E o que não falta ao setor é espaço para se expandir. Apenas para ilustrar, em 2015, ano de crise aguda, o consumo das famílias representou 63,4% do PIB brasileiro. Esse é o potencial do mercado doméstico, que pode crescer ainda mais.

O Ranking NOVAREJO Brasileiro 2016 apresenta os resultados de um estudo realizado pelo Centro de Inteligência Padrão (CIP), em parceria com a Serasa Experian e o Insper, que investigou o comportamento das principais empresas do varejo brasileiro, mostrando como o setor será o protagonista da recuperação econômica nacional.

Entre os números mais importantes do ranking que serão apresentados nas próximas páginas, destacam-se:

  1. O faturamento das 300 maiores varejistas brasileiras cresceu 9,2% em 2015.
  2. O número de lojas das 300 mais expandiu 6,2% em 2015.
  3. A rentabilidade por loja cresceu 4,0%.
  4. As 300 maiores empregaram 1,41 milhão de pessoas, 2,7% mais que em 2014.
  5. A produtividade média por funcionário aumentou 6,2%.

OBJETIVO

O varejo é um dos principais setores da economia, seja em termos de geração de riqueza, seja em quantidade de empresas. Ainda hoje, porém, é um dos setores mais carentes de informações e conhecimento para tomada de decisão, visto que é um setor pulverizado.

Considerando essa realidade, o Ranking NOVAREJO Brasileiro tem o objetivo de prover o mercado do mais completo panorama do setor no País, apresentando dados, análises e insights valiosos, que foram aprimorados em relação à edição de 2015. Com grande repercussão junto ao mercado varejista em sua primeira edição, o Ranking NOVAREJO Brasileiro evoluiu enquanto referência para consulta e definição de estratégias relacionadas ao negócio, visando ao crescimento e à profissionalização das empresas do setor.

Em virtude da carência de dados das empresas e do setor, alguns dados do Ranking foram estimados pelo mercado ou pela equipe do CIP, e não puderam ser auditados. Por essa razão, este material não deve ser considerado um documento oficial com caráter contábil. Ainda assim, as análises aqui contidas oferecem uma referência válida e valiosa a respeito do momento atual e das tendências do setor varejista.

CONCEITO

O varejo inclui todas as atividades relativas à venda de bens e serviços diretamente aos consumidores finais para uso pessoal, segundo Philip Kotler, professor de marketing da prestigiada Kellogg Graduate School of Management.

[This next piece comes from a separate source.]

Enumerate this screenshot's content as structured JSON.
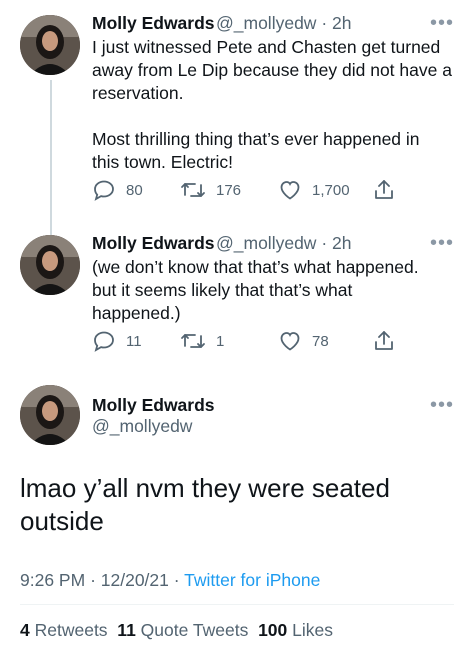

Considerando essa definição, varejista é qualquer instituição que tenha como atividade a venda de produtos ou serviços ao consumidor final, não importa qual seja o canal utilizado para isso. Toda transação que ocorre em uma loja, na internet, por telefone, pela televisão ou na casa do consumidor, envolvendo atividades relacionadas à venda direta de produtos e serviços aos consumidores finais, para uso pessoal e não relacionado a negócios caracteriza-se como varejo.

Para Juracy Gomes Parente, professor do Departamento de Mercadologia da FGV-EAESP, o varejo consiste em todas as atividades que englobam o processo de venda de produtos e serviços para atender a uma necessidade pessoal do consumidor final.

O varejista, de acordo com Antonio Carlos Giuliani, professor de marketing da Unimep, é um negociante que vende produtos e serviços, de uso pessoal ou familiar, aos consumidores, sendo ele o último negociante de um canal de comerciantes.